# sayings to help you loose weight



## Caroline (Sep 29, 2010)

When I went to weight watchers many moons ago, we were give a list of sayings to help us attain our goals.

Here are the ones I can remember

Kitchen pickers need bigger knickers
A moment on the lips a life time on the hips
Think slim
Every day in every way I learn more about my goals
Be positive


----------



## lucy123 (Sep 29, 2010)

Like the first one Caroline - will try that one next time tempted!


----------



## MargB (Sep 29, 2010)

I think sayings like that are OK if you say them to yourself - hate it when some smart alec says it to me.


----------



## Caroline (Sep 29, 2010)

MargB said:


> I think sayings like that are OK if you say them to yourself - hate it when some smart alec says it to me.
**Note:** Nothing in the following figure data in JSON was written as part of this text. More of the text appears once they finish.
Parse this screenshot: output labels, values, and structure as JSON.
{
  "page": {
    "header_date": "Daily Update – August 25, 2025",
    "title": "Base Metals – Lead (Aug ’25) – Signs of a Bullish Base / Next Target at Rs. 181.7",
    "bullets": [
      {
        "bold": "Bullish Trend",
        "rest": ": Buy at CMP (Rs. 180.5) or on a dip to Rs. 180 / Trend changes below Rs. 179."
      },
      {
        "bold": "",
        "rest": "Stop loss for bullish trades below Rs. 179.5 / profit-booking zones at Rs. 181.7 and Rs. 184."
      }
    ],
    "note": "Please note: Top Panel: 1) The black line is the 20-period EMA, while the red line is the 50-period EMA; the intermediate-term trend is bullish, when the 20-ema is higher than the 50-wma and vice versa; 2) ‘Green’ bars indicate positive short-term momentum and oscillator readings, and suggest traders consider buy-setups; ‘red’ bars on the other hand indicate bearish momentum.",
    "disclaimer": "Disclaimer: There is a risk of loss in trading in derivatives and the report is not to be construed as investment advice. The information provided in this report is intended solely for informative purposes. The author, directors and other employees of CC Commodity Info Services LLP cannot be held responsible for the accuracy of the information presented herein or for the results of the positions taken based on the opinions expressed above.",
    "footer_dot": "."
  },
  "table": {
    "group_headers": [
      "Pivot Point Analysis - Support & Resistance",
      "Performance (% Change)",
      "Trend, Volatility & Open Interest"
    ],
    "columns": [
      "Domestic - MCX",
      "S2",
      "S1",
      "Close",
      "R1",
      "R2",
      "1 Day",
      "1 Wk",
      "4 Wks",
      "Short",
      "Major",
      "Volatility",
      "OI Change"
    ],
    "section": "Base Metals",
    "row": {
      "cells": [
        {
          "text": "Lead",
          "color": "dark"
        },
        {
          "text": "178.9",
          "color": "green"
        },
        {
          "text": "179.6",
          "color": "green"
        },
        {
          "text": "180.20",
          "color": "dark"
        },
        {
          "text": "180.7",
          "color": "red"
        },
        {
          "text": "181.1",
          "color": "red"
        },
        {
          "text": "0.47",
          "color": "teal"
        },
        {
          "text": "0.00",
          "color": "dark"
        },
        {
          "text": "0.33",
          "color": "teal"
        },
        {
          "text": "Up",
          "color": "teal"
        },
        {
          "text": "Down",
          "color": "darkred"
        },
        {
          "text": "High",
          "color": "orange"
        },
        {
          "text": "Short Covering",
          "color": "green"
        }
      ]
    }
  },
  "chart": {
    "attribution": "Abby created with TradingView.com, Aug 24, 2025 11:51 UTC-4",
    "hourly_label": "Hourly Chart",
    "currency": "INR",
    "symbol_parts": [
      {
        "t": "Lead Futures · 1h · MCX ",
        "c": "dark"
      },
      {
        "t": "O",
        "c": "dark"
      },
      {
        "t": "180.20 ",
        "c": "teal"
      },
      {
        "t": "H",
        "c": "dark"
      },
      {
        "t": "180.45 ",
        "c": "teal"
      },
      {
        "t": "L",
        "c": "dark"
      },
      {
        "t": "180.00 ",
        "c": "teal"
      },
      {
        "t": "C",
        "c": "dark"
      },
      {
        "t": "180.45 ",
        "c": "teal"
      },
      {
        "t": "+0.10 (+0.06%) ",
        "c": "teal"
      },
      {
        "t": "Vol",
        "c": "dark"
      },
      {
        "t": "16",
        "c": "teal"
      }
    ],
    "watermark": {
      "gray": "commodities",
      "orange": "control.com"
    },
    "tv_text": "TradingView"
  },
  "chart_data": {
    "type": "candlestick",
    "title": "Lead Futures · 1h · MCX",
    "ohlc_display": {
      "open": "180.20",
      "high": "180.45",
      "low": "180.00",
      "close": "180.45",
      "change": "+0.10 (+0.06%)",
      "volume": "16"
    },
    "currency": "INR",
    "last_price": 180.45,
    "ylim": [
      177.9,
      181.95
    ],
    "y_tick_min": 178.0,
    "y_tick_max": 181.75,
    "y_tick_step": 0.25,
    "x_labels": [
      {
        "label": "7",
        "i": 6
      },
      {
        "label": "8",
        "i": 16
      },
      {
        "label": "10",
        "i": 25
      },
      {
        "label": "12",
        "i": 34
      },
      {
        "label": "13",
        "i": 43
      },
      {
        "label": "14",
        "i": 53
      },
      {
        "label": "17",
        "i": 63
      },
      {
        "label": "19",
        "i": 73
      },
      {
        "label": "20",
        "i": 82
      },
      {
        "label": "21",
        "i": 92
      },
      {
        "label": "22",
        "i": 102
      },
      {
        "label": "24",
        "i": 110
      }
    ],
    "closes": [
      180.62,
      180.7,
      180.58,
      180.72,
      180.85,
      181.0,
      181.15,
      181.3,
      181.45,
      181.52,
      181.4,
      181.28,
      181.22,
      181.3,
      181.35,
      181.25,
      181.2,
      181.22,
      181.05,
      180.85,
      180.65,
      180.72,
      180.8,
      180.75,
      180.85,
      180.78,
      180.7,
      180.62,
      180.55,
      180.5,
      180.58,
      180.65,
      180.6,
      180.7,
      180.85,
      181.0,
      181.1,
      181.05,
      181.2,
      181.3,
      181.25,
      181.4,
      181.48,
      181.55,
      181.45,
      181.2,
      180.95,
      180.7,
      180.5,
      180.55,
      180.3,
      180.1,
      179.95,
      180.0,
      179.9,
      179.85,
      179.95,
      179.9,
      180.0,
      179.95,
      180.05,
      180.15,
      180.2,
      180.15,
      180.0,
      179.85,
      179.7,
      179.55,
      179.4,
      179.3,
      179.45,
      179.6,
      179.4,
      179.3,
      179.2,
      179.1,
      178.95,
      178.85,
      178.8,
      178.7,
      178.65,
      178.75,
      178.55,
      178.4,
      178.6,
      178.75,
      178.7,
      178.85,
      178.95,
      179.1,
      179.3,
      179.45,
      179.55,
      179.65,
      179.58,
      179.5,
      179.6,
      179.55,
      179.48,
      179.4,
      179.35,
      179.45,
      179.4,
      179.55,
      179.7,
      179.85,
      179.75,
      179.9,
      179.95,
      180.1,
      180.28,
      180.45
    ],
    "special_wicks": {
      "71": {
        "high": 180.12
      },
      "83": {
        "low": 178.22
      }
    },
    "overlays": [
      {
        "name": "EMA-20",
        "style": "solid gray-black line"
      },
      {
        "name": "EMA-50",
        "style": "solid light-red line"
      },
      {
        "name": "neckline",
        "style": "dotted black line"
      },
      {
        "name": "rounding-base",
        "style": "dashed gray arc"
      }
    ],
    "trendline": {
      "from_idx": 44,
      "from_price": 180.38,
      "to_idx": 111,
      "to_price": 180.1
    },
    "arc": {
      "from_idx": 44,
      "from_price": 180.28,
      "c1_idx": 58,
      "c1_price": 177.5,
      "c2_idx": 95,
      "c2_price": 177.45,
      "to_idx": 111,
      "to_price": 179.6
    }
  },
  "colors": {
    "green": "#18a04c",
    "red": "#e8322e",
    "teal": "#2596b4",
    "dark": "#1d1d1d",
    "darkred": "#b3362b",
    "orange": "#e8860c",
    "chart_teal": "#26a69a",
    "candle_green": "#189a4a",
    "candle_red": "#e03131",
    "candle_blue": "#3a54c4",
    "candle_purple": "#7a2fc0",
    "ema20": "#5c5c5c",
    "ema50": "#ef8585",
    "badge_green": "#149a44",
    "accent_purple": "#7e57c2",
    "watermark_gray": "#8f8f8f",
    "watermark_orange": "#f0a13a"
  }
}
They get a two word retort from me. The second word is off!


----------



## MargB (Sep 29, 2010)

Oooh, do tell me the first word!!

I always tell people they have a choice for the first word but the second is definitely off.


----------



## cazscot (Sep 29, 2010)

My favourite saying is "never give up, never surrender"


----------



## Hazel (Sep 29, 2010)

one from years ago - a moment on the lips a lifetime on the hips


----------



## Steff (Sep 29, 2010)

Dedication decication dedication my motto anyway...makes me tackle any weight issue head on and has done since my weight battle at 19.


----------



## Caroline (Sep 30, 2010)

Breakfast like a king, lunch like a prince dinner (or supper) like a pauper, although it never did anything for me.


----------



## Andy HB (Sep 30, 2010)

Caroline said:


> Breakfast like a king, lunch like a prince dinner (or supper) like a pauper, although it never did anything for me.



I think that relates to a time when we used to work for a living (as opposed to just sitting around - apologies if you do work for a living) 

Andy


----------